Health department tracks vog in a unique way

Wendell Sano
Wendell Sano

By Duane Shimogawa - bio | email

KONA (KHNL) - While there's really not much, people can do to minimize the impacts of vog, the Department of Health has a unique way to track the dangerous levels of sulfur dioxide.

Nestled at the top of the Konawaena High School campus is what actually looks like a portable classroom.

But there are no chairs, chalkboards or even a curriculum here. Instead, it gives people a lesson on air quality.

"There are two kinds of monitors here, one for particulates, one for sulfur dioxide, they both draw in air from above the roof of this shelter, the air comes into this intake here and then analyzed, this is the particulates monitor and this is the sulfur dioxide monitor," The Department of Health's environmental specialist Wendell Sano said.

Sano is with the Department of Health's clean air branch. He says this vog-monitoring station is crucial to their battle with this nuisance.

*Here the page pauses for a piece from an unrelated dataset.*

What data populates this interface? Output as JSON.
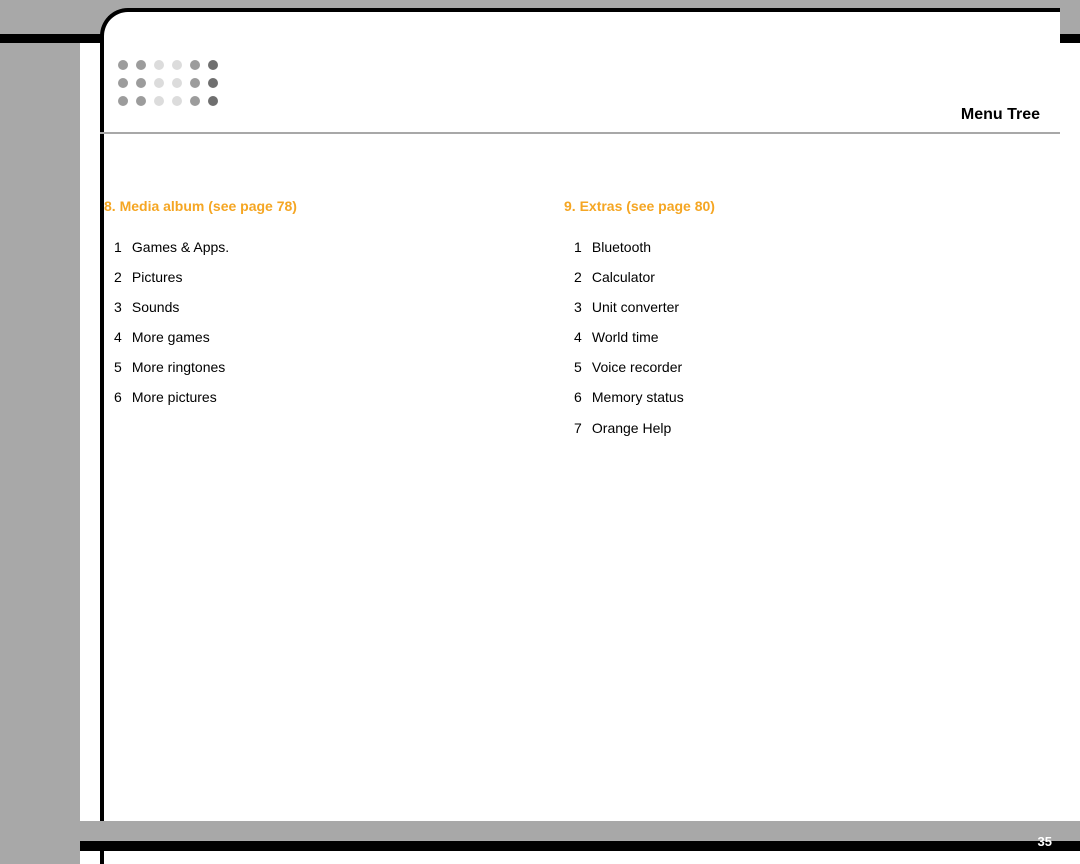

"The levels are generally here in Kona, are below the air quality standards set nationwide for particulates and sulfur dioxide, so going by those levels, I would say it's safe," he said.

But to others, it's not, especially if they have breathing problems.

Doctors say one key thing you can do when the vog comes out is to stay inside.

But if that doesn't help, Sano hopes this vog-monitoring station will help. The information they get is posted on the Department of Health's Web site on a daily basis.

"This is to provide the best information we can as timely as possible," Sano said.

To hopefully lock vog out of people's lives here in Kona.

Sano tells us they plan to open up a few more stations around the Big Island, including Hawaiian Ocean View Estates and Waikoloa.